I looked at the dog again. “No it isn’t, it’s just feeling sorry for itself… as dogs are prone to do when they’re excluded from the social scene.”

“I think it’s been abandoned.”

“What? It has not. It’s just been tied up outside whilst its owner has dinner. I’ve seen similar plenty of times.”

“Well I have never seen a dog left outside a restaurant. In London the RSPCA would have rescued it by now.”

“Well, I have seen plenty of dogs waiting for owners outside bars, shops and restaurants, and if anyone took that dog now it would be a really shitty thing to do.”

At this juncture I have to point out my friend is from London whereas I grew up on a Scottish island where if a dog was left outside a bar nobody would think twice about it. I have seen it in many other small places… which were not London. This time was in an area of Lisbon where there’s still a strong feeling of community. I had no doubt the dog was ‘waiting’ rather than having been abandoned. But London is apparently the centre of the universe and whatever happens in England’s capital city is what dictates… even if you happen to be in a different country.

“Why did that guy duck out of the way?” Inquired an American man of his family on the table next to us. There was a World Cup penalty shoot out taking place on the TV on the other side of our table and the Americans had been giving a running, and quite surreall uninformed commentary throughout the football match. The ‘ducking’ man was a goalkeeper who had just dived the wrong way. Combined with my friend’s insistent and misplaced concern for the dog, I was not having the most enjoyable of dining experiences.
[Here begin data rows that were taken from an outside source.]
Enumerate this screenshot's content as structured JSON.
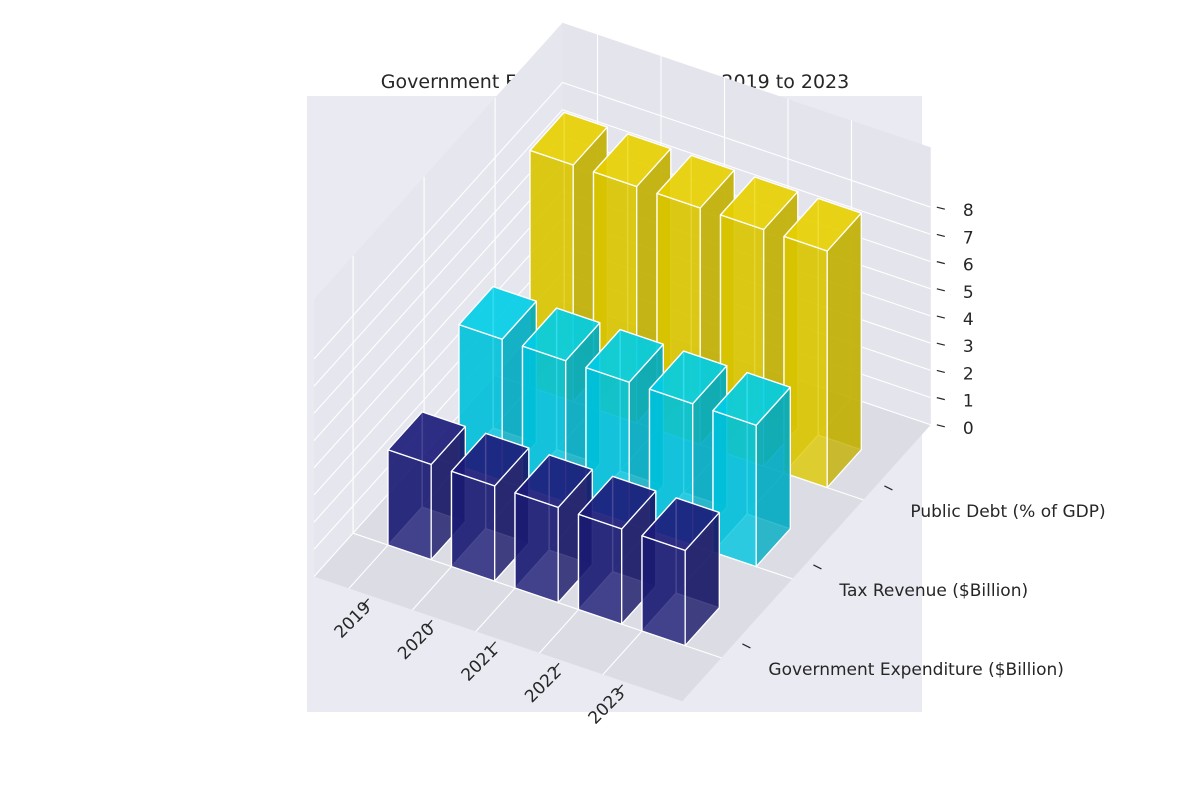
{
  "chart_data": {
    "type": "bar",
    "subtype": "3d-bar",
    "title": "Government Fiscal Policy Analysis - 2019 to 2023",
    "categories": [
      "2019",
      "2020",
      "2021",
      "2022",
      "2023"
    ],
    "series": [
      {
        "name": "Government Expenditure ($Billion)",
        "values": [
          3.5,
          3.5,
          3.5,
          3.5,
          3.5
        ],
        "color": "#191970"
      },
      {
        "name": "Tax Revenue ($Billion)",
        "values": [
          5.2,
          5.2,
          5.2,
          5.2,
          5.2
        ],
        "color": "#00bcd4"
      },
      {
        "name": "Public Debt (% of GDP)",
        "values": [
          8.7,
          8.7,
          8.7,
          8.7,
          8.7
        ],
        "color": "#d4bf00"
      }
    ],
    "zticks": [
      "0",
      "1",
      "2",
      "3",
      "4",
      "5",
      "6",
      "7",
      "8"
    ],
    "zlim": [
      0,
      8.5
    ],
    "grid": true
  }
}
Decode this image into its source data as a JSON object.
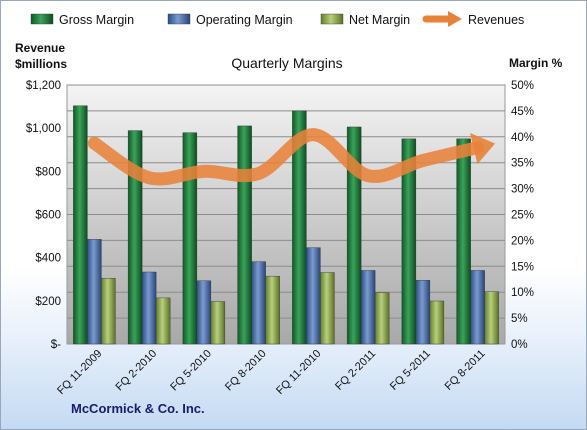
{
  "chart_data": {
    "type": "bar",
    "title": "Quarterly Margins",
    "company": "McCormick & Co. Inc.",
    "categories": [
      "FQ 11-2009",
      "FQ 2-2010",
      "FQ 5-2010",
      "FQ 8-2010",
      "FQ 11-2010",
      "FQ 2-2011",
      "FQ 5-2011",
      "FQ 8-2011"
    ],
    "series": [
      {
        "name": "Gross Margin",
        "kind": "bar",
        "axis": "right",
        "color": "#1f7a3a",
        "values": [
          46,
          41.2,
          40.8,
          42.1,
          45,
          41.9,
          39.6,
          39.6
        ]
      },
      {
        "name": "Operating Margin",
        "kind": "bar",
        "axis": "right",
        "color": "#4a6ea8",
        "values": [
          20.2,
          13.9,
          12.2,
          15.9,
          18.6,
          14.2,
          12.3,
          14.2
        ]
      },
      {
        "name": "Net Margin",
        "kind": "bar",
        "axis": "right",
        "color": "#8fae4c",
        "values": [
          12.7,
          8.9,
          8.2,
          13.1,
          13.8,
          9.9,
          8.3,
          10.1
        ]
      },
      {
        "name": "Revenues",
        "kind": "line",
        "axis": "left",
        "color": "#e8823a",
        "values": [
          930,
          770,
          800,
          790,
          970,
          780,
          850,
          910
        ]
      }
    ],
    "y_left": {
      "label_line1": "Revenue",
      "label_line2": "$millions",
      "range": [
        0,
        1200
      ],
      "ticks": [
        "$-",
        "$200",
        "$400",
        "$600",
        "$800",
        "$1,000",
        "$1,200"
      ]
    },
    "y_right": {
      "label": "Margin %",
      "range": [
        0,
        50
      ],
      "ticks": [
        "0%",
        "5%",
        "10%",
        "15%",
        "20%",
        "25%",
        "30%",
        "35%",
        "40%",
        "45%",
        "50%"
      ]
    },
    "grid": true,
    "legend_position": "top"
  }
}
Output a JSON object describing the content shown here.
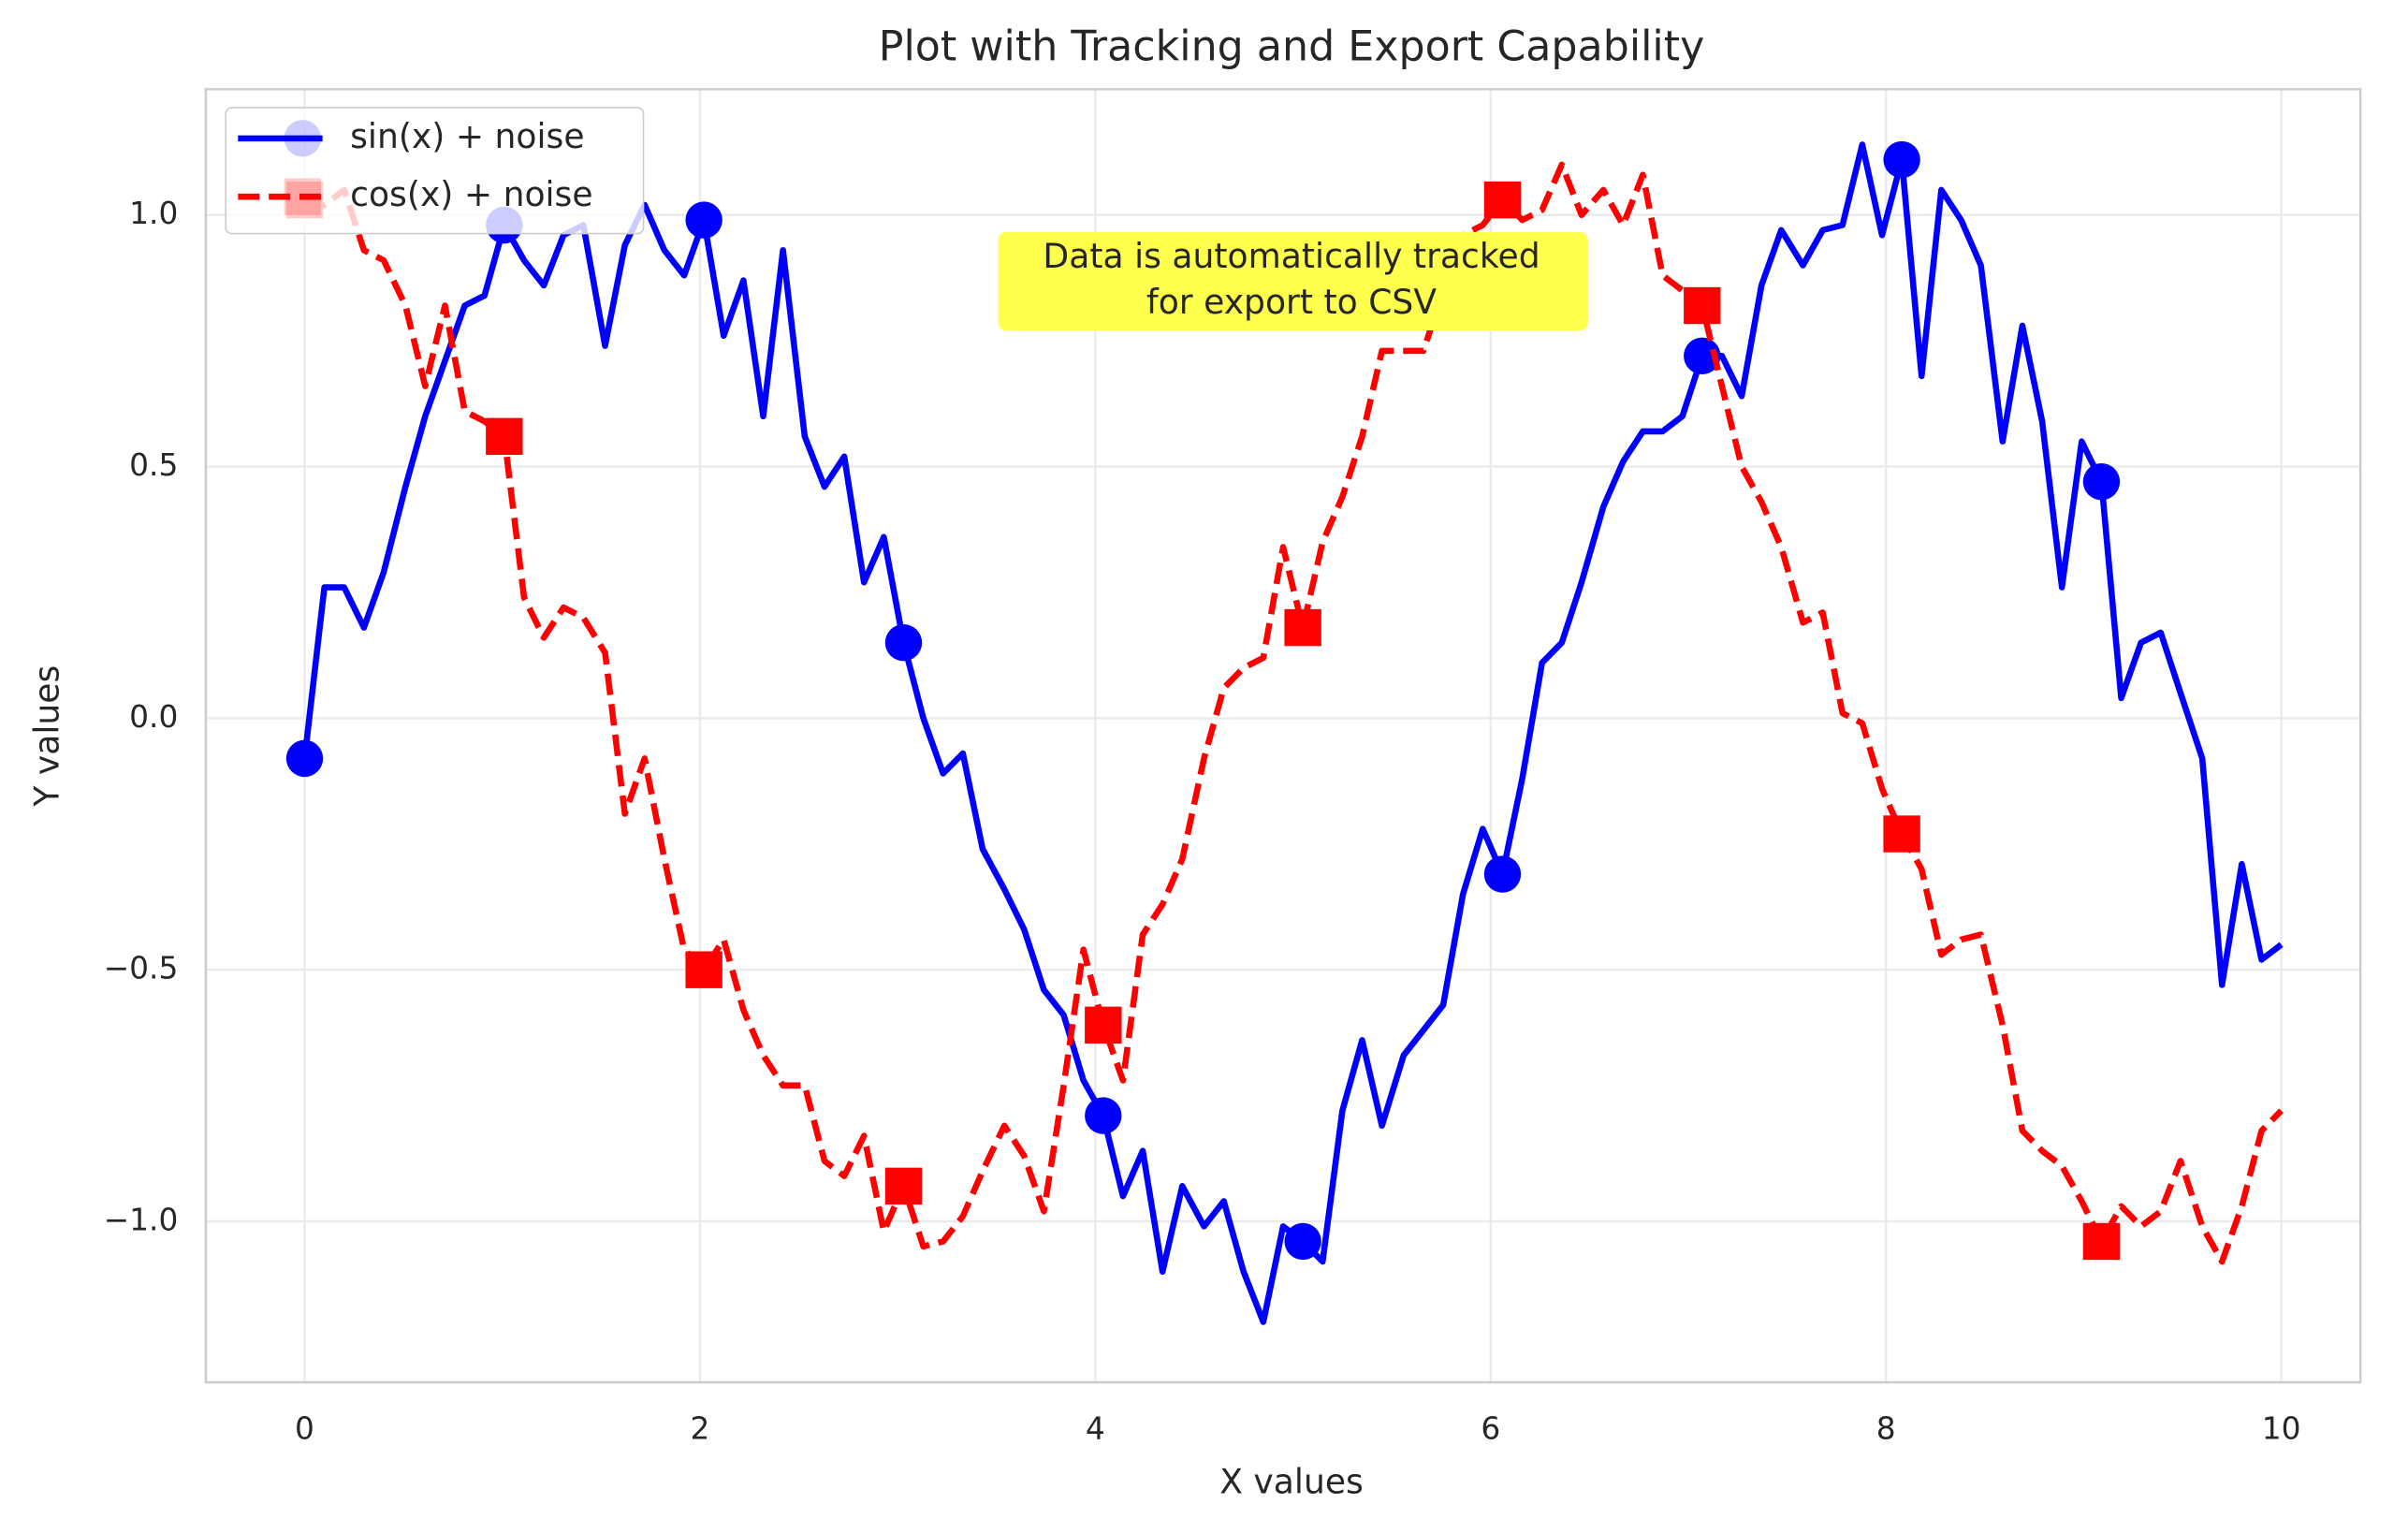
{
  "chart_data": {
    "type": "line",
    "title": "Plot with Tracking and Export Capability",
    "x_label": "X values",
    "y_label": "Y values",
    "annotation": [
      "Data is automatically tracked",
      "for export to CSV"
    ],
    "x": [
      0,
      0.1,
      0.2,
      0.3,
      0.4,
      0.51,
      0.61,
      0.71,
      0.81,
      0.91,
      1.01,
      1.11,
      1.21,
      1.31,
      1.41,
      1.52,
      1.62,
      1.72,
      1.82,
      1.92,
      2.02,
      2.12,
      2.22,
      2.32,
      2.42,
      2.53,
      2.63,
      2.73,
      2.83,
      2.93,
      3.03,
      3.13,
      3.23,
      3.33,
      3.43,
      3.54,
      3.64,
      3.74,
      3.84,
      3.94,
      4.04,
      4.14,
      4.24,
      4.34,
      4.44,
      4.55,
      4.65,
      4.75,
      4.85,
      4.95,
      5.05,
      5.15,
      5.25,
      5.35,
      5.45,
      5.56,
      5.66,
      5.76,
      5.86,
      5.96,
      6.06,
      6.16,
      6.26,
      6.36,
      6.46,
      6.57,
      6.67,
      6.77,
      6.87,
      6.97,
      7.07,
      7.17,
      7.27,
      7.37,
      7.47,
      7.58,
      7.68,
      7.78,
      7.88,
      7.98,
      8.08,
      8.18,
      8.28,
      8.38,
      8.48,
      8.59,
      8.69,
      8.79,
      8.89,
      8.99,
      9.09,
      9.19,
      9.29,
      9.39,
      9.49,
      9.6,
      9.7,
      9.8,
      9.9,
      10
    ],
    "series": [
      {
        "name": "sin(x) + noise",
        "color": "#0000ff",
        "linestyle": "solid",
        "marker": "circle",
        "markevery": 10,
        "values": [
          -0.08,
          0.26,
          0.26,
          0.18,
          0.29,
          0.46,
          0.6,
          0.71,
          0.82,
          0.84,
          0.98,
          0.91,
          0.86,
          0.96,
          0.98,
          0.74,
          0.94,
          1.02,
          0.93,
          0.88,
          0.99,
          0.76,
          0.87,
          0.6,
          0.93,
          0.56,
          0.46,
          0.52,
          0.27,
          0.36,
          0.15,
          0,
          -0.11,
          -0.07,
          -0.26,
          -0.34,
          -0.42,
          -0.54,
          -0.59,
          -0.72,
          -0.79,
          -0.95,
          -0.86,
          -1.1,
          -0.93,
          -1.01,
          -0.96,
          -1.1,
          -1.2,
          -1.01,
          -1.04,
          -1.08,
          -0.78,
          -0.64,
          -0.81,
          -0.67,
          -0.62,
          -0.57,
          -0.35,
          -0.22,
          -0.31,
          -0.12,
          0.11,
          0.15,
          0.27,
          0.42,
          0.51,
          0.57,
          0.57,
          0.6,
          0.72,
          0.72,
          0.64,
          0.86,
          0.97,
          0.9,
          0.97,
          0.98,
          1.14,
          0.96,
          1.11,
          0.68,
          1.05,
          0.99,
          0.9,
          0.55,
          0.78,
          0.59,
          0.26,
          0.55,
          0.47,
          0.04,
          0.15,
          0.17,
          0.05,
          -0.08,
          -0.53,
          -0.29,
          -0.48,
          -0.45
        ]
      },
      {
        "name": "cos(x) + noise",
        "color": "#ff0000",
        "linestyle": "dashed",
        "marker": "square",
        "markevery": 10,
        "values": [
          1.03,
          1.02,
          1.05,
          0.93,
          0.91,
          0.82,
          0.66,
          0.82,
          0.61,
          0.59,
          0.56,
          0.24,
          0.16,
          0.22,
          0.2,
          0.13,
          -0.19,
          -0.08,
          -0.28,
          -0.46,
          -0.5,
          -0.44,
          -0.58,
          -0.67,
          -0.73,
          -0.73,
          -0.88,
          -0.91,
          -0.83,
          -1.02,
          -0.93,
          -1.05,
          -1.04,
          -0.99,
          -0.9,
          -0.81,
          -0.87,
          -0.98,
          -0.73,
          -0.46,
          -0.61,
          -0.72,
          -0.43,
          -0.37,
          -0.28,
          -0.08,
          0.06,
          0.1,
          0.12,
          0.34,
          0.18,
          0.35,
          0.44,
          0.56,
          0.73,
          0.73,
          0.73,
          0.85,
          0.96,
          0.98,
          1.03,
          0.99,
          1.01,
          1.1,
          1,
          1.05,
          0.98,
          1.08,
          0.88,
          0.85,
          0.82,
          0.66,
          0.5,
          0.43,
          0.34,
          0.19,
          0.21,
          0.01,
          -0.01,
          -0.14,
          -0.23,
          -0.3,
          -0.47,
          -0.44,
          -0.43,
          -0.61,
          -0.82,
          -0.86,
          -0.89,
          -0.96,
          -1.04,
          -0.97,
          -1.01,
          -0.98,
          -0.88,
          -1.01,
          -1.08,
          -0.97,
          -0.82,
          -0.78
        ]
      }
    ],
    "xlim": [
      -0.5,
      10.4
    ],
    "ylim": [
      -1.32,
      1.25
    ],
    "xticks": [
      0,
      2,
      4,
      6,
      8,
      10
    ],
    "yticks": [
      {
        "value": -1.0,
        "label": "−1.0"
      },
      {
        "value": -0.5,
        "label": "−0.5"
      },
      {
        "value": 0.0,
        "label": "0.0"
      },
      0.5,
      {
        "value": 1.0,
        "label": "1.0"
      }
    ],
    "grid": true,
    "legend": "upper left"
  }
}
Maybe this was also partly to do with the fado musicians, the singer’s soulful voice filling the place with an infectious melancholic saudade. I felt as depressed as the dog looked.

“I’m really worried about that dog.” She wasn’t going to let it lie even though at this point a pair of pugs entered the scene and the dog brightened considerably. His tail perked up and he forgot his owner as he bopped about trying to attract the pugs’ attention. “I think I’ll call the police.”

By this point I was exasperated. I didn’t want to, and it was embarrassing, but there was only one way to knock this nonsense on its head. I stood up and walked over to the barman.

“My friend…” I was making it crystal clear who was responsible for my question. “… is worried that dog has been abandoned.”

The barman looked at me like I was an idiot tourist sticking my nose in… which of course I was.

“It’s a local dog, everyone knows it around here,” he nodded toward a room where the fado musicians were. “The owner is in there. In Portuguese law the dog isn’t allowed in the restaurant. But the dog is fine.”

“Yeah, I know that,” I responded like a particularly sheepish sheep, my travel cred in shreds thanks to my friend. “But my friend’s from London.” I added, as though that explained it.

I fed back the barman’s response which, finally put paid to most of the worries about the dog’s welfare (she still didn’t approve of it being left on its own).

The irony of this little exchange is this is someone who is vehemently and vociferously opposed to the idea of Brits attempting to impose their culture on different nationalities. Apparently there’s an exception when it comes to how other nationalities treat their dogs.